The WhatsApp attack on group chats takes advantage of a bug.

"Only an administrator of a WhatsApp group can invite new members, but WhatsApp doesn't use any authentication mechanism for that invitation that its own servers can't spoof," the report said.

So the server can simply add a new member to a group with no interaction on the part of the administrator.

"The phone of every participant in the group then automatically shares secret keys with that new member, giving him or her full access to any future messages," the report added.

With over 1.2 billion monthly active users, WhatsApp is available in more than 50 different languages around the world and in 10 Indian languages.

Facebook-owned WhatsApp added end-to-end encryption to every conversation two years ago. According to the researchers, once an attacker with control of the WhatsApp server had access to the conversation, he or she could also use the server to selectively block any messages in the group.

"He can cache all the message and then decide which get sent to whom and which not," Rosler said.

A WhatsApp spokesperson confirmed the findings to Wired, however adding that "no one can secretly add a new member to a group and a notification does go through that a new, unknown member has joined the group".

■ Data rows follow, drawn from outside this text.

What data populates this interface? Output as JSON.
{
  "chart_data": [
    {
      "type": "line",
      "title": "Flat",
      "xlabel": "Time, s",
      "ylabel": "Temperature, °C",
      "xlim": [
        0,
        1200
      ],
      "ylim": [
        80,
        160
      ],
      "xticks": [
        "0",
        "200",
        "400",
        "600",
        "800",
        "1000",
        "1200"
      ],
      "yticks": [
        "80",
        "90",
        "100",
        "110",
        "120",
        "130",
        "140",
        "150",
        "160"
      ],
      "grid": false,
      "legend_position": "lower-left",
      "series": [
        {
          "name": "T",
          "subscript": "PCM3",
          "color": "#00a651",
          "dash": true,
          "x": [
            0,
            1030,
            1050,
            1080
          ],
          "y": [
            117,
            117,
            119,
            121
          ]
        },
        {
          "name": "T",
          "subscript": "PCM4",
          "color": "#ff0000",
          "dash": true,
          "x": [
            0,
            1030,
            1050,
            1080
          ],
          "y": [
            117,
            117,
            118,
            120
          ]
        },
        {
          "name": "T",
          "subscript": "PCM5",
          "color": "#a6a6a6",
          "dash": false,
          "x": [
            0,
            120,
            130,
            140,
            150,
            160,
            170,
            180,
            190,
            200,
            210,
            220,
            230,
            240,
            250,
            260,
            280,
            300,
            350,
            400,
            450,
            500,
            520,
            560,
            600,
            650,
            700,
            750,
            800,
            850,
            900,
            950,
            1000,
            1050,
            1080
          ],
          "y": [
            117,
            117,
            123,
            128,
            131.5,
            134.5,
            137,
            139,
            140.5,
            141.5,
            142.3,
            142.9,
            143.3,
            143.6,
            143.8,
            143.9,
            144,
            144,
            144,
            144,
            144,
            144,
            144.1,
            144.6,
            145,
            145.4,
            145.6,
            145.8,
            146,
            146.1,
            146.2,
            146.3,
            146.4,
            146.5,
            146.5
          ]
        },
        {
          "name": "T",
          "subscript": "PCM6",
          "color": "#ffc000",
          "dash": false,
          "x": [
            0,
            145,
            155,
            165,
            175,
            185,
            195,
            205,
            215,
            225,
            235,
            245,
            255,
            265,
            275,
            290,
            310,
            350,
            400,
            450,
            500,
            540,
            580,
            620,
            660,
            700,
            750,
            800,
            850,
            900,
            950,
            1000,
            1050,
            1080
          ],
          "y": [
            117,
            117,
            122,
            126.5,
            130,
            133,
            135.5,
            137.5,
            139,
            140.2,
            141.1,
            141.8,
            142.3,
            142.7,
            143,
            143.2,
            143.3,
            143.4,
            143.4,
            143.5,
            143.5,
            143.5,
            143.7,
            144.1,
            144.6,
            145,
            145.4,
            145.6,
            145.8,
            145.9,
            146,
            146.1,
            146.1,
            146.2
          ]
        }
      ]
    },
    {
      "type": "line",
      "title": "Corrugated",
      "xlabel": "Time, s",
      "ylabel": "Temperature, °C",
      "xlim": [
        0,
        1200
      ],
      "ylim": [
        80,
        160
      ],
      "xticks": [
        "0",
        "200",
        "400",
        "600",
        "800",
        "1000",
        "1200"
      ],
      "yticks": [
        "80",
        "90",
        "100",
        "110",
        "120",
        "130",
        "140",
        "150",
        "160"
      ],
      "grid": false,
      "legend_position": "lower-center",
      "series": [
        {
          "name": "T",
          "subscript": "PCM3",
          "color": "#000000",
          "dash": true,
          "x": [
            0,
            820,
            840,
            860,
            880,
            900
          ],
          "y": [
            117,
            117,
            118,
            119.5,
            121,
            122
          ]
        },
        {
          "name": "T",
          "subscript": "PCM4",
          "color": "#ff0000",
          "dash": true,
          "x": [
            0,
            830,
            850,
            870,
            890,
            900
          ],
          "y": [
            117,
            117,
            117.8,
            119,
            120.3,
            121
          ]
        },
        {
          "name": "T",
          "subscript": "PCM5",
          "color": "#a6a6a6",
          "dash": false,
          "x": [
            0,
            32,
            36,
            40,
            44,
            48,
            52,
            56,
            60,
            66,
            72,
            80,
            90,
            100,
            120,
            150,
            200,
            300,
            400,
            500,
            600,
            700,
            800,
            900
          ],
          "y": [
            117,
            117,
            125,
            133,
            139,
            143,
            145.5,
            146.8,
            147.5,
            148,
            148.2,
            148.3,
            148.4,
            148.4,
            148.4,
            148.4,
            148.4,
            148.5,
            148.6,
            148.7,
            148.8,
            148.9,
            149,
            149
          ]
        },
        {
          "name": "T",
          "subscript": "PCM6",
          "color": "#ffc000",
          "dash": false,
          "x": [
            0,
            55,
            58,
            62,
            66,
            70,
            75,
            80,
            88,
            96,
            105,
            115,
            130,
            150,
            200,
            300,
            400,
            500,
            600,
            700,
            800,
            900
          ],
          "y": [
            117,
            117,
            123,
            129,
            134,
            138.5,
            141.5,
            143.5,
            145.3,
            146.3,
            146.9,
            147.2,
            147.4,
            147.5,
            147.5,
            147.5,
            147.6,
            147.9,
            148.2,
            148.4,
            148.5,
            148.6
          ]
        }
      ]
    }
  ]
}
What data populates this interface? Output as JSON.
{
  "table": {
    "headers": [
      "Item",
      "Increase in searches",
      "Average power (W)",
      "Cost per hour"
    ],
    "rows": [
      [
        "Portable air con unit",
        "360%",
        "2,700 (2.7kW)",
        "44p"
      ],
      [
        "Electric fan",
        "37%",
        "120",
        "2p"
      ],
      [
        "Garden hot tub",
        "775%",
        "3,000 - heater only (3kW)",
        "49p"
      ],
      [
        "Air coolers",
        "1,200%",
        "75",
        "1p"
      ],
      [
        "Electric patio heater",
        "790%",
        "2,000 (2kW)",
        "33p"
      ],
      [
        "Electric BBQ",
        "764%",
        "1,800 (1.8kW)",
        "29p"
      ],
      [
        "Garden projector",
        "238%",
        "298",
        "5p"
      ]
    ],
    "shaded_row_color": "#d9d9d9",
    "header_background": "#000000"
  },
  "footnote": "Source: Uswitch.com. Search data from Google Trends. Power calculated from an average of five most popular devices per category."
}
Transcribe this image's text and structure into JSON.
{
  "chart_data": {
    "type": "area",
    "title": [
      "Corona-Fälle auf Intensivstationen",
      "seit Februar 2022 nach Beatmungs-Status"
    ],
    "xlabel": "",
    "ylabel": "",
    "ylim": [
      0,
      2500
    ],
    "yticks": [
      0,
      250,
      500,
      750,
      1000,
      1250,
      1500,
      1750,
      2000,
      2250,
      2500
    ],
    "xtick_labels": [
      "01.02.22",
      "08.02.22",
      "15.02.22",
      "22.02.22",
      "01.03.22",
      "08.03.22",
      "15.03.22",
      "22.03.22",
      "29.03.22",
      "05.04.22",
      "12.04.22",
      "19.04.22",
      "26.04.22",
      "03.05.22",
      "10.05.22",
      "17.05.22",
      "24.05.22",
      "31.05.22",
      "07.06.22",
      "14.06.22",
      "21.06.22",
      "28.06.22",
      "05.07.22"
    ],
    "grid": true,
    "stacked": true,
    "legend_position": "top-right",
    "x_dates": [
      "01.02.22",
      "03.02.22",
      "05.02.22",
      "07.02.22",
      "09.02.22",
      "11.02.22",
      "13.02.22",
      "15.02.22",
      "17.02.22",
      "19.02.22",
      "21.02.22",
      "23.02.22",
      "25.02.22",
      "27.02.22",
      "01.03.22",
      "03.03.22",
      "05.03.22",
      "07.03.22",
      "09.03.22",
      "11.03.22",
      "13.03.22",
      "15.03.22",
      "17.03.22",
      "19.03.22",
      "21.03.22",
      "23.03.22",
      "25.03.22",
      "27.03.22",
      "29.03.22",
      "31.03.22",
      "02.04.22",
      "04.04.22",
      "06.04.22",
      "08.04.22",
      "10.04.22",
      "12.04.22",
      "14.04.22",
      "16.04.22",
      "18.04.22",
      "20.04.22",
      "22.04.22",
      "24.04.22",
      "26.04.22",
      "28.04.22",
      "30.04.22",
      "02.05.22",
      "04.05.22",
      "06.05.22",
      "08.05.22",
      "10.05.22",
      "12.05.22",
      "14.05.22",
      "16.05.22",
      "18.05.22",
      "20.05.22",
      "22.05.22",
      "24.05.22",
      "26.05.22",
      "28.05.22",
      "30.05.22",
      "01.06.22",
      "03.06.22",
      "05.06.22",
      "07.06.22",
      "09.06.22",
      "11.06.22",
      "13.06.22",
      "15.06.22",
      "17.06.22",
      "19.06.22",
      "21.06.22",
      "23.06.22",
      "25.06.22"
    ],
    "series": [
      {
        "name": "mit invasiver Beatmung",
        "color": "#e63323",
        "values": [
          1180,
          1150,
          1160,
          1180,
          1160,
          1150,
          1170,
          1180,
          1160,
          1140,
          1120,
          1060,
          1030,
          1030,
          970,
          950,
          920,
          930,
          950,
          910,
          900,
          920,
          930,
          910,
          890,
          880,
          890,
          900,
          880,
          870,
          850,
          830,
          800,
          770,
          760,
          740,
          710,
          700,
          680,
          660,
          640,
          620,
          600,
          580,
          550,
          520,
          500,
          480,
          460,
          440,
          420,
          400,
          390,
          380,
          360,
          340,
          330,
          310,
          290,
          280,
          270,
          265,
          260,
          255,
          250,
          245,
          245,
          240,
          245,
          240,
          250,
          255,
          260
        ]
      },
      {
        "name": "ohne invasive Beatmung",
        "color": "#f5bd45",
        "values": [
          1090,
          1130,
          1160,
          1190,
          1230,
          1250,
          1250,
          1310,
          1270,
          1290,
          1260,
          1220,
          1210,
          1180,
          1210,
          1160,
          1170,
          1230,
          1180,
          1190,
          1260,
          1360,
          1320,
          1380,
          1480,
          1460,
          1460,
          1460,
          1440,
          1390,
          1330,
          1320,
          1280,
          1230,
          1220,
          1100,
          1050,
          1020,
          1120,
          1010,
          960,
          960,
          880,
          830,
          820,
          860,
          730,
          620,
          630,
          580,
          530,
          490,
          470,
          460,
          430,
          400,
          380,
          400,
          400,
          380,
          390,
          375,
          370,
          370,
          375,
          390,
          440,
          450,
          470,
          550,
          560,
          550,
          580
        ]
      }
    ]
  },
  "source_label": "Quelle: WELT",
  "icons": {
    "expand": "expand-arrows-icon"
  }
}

"We've looked at this issue carefully," the spokesperson added.

WhatsApp is likely to give group administrators more powers where they will be able to restrict all other members from sending text messages, photographs, videos, GIFs, documents or voice messages in case the admin thinks so.

According to WABetaInfo, a fan site that tests new WhatsApp features early, the popular mobile messaging platform has submitted the "Restricted Groups" setting via Google Play Beta Programme in the version 2.17.430.

Once restricted, other members will simply have to read their messages and will not be able to respond. They will have to use the "Message Admin" button to post a message or share media to the group.